Too many workouts

I wasn’t able to do any workouts on weekend, so i decided to do extra this week - but it’s probably a bad idea.

Which excersises would you delete out of these? Do I do 2 workouts, then do a rest day instead of Carter? Or do I delete two excersises? What would you do?

I’m on SSB Med 1. Yesterday I did Reinstein, it hurt at first but then I got into it. After a while, unders were harder than overs, but I guess that’s normal. Legs were done after first O-Us, but then got better as the workout progresses. I feel them a bit today, but nothing special.

Yeah, no… don’t cram like your example above (I know you are planning to change, but this is almost NEVER a good idea).

The short and sweet answer is to ignore what you missed last week and just move on with the existing (original) plan without shoving in “extra-credit” to make up for last weeks losses. Trying to cram that may well lead to excessive fatigue and eventual poor performance in one or more workouts of the week.

I would likely reset to the actual plan week and maybe include an easier Endurance level ride to increase TSS gradually for the current week. Mid volume is no joke for most people, so be cautious of taking on too much because it may bit you hard in the following workouts and weeks.

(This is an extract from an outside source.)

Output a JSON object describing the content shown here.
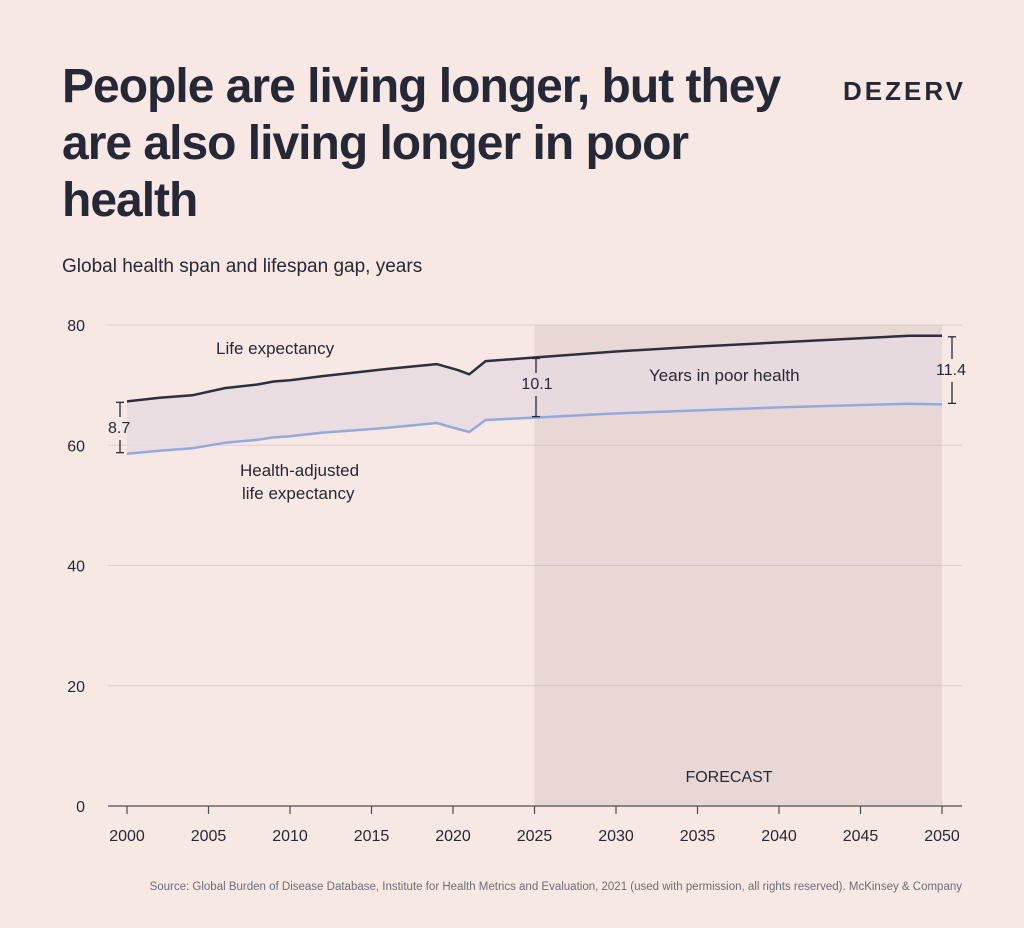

What Chad said. I will say, however, that if you insist on completing this week, we’ll see you in six weeks asking if you’re overtraining :grinning:


I’d say it really depends on how you handle the volume…this isn’t really the most intense of weeks for some. I’d personally rearrange it Reinstein > Glassy > Carter > Ericcson > Carson > Drop Leavitt down to an endurance workout, like Baxter or Townsend > Tunemah, and then take a rest day on Monday

If I were going to drop anything, it’d be Ericcson, Carson, or Leavitt. But do whatever your body wants, leave the week as-is and make the call to swap or drop as you get there.

It’s SSB1. It just doesn’t matter enough this early in the program.

If the OCD in you hates incomplete weeks, then just repeat the previous week.

Consistency is key to structured training, and cramming disrupts consistency. Resist the urge!